English    Türkçe    فارسی   

2
3036-3045

  • Mademki başında onlarca yara var, merhemini başına vurmalısın.
  • Yarayı ayıplamak, ona merhem koymaktır. Sınık bir hale düştü mü “ Bir kavmin azizi zelil oldu mu acıyın ona” hadîsine mazhar olur.
  • Sende o ayıp yoksa da yine emin olma.
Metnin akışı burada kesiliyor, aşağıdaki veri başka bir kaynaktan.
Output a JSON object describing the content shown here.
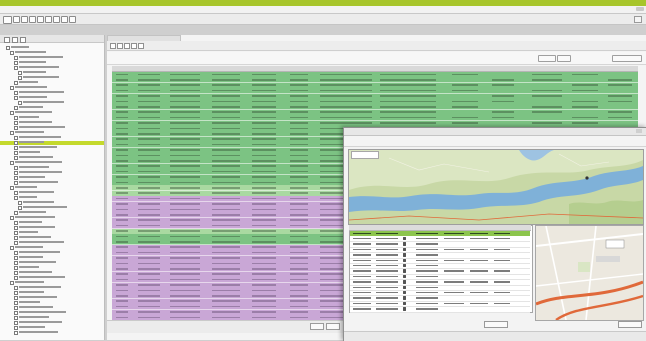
{
  "colors": {
    "accent_bar": "#a7c52b",
    "tree_selection": "#c4d92c",
    "row_green": "#7cc383",
    "row_light_green": "#a9d9a1",
    "row_purple": "#c9a7d6",
    "popup_selection": "#8cc54d",
    "map_land": "#c8d8a6",
    "map_water": "#7fb1d8",
    "map_road": "#e0693a"
  },
  "icons": {
    "toolbar": [
      "new-icon",
      "open-icon",
      "save-icon",
      "print-icon",
      "cut-icon",
      "copy-icon",
      "paste-icon",
      "refresh-icon",
      "settings-icon"
    ],
    "map": [
      "map-marker-icon"
    ],
    "popup": [
      "close-icon"
    ]
  },
  "grid": {
    "row_colors": [
      "green",
      "green",
      "green",
      "green",
      "green",
      "green",
      "green",
      "green",
      "green",
      "green",
      "green",
      "green",
      "green",
      "green",
      "green",
      "green",
      "green",
      "green",
      "green",
      "green",
      "green",
      "lgreen",
      "lgreen",
      "purple",
      "purple",
      "purple",
      "purple",
      "purple",
      "purple",
      "lgreen",
      "green",
      "green",
      "purple",
      "purple",
      "purple",
      "purple",
      "purple",
      "purple",
      "purple",
      "purple",
      "purple",
      "purple",
      "purple",
      "purple",
      "purple",
      "purple"
    ]
  },
  "popup_grid": {
    "check_column": [
      false,
      true,
      true,
      true,
      true,
      true,
      true,
      true,
      true,
      true,
      true,
      true,
      true,
      true,
      true
    ]
  }
}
Olabilir ki o ayıbı sen de yaparsın, günün birin de o ayıp, senden de zuhur edebilir.
  • Allahtan “Emin olmayın” sözünü duymadın mı? Peki, o halde neden müsterih ve emin oluyorsun?
  • İblis, yıllarca iyi adla anılarak yaşadığı halde nihayet bak, nasıl rüsvay oldu, adı ne oldu? 3040
  • Yüceliği âlemde tanınmıştı; aksiyle tanındı, yazık!
  • Emin değilsen, tanınmayı isteme. Yürü, yüzünü korkuyla yıka da sonra göster.
  • Güzelim, sakalın çıkmıyorsa başka sakalsızları kınama.
  • Şu işe bak: Şeytan, belâlara düştü de sana ibret oldu.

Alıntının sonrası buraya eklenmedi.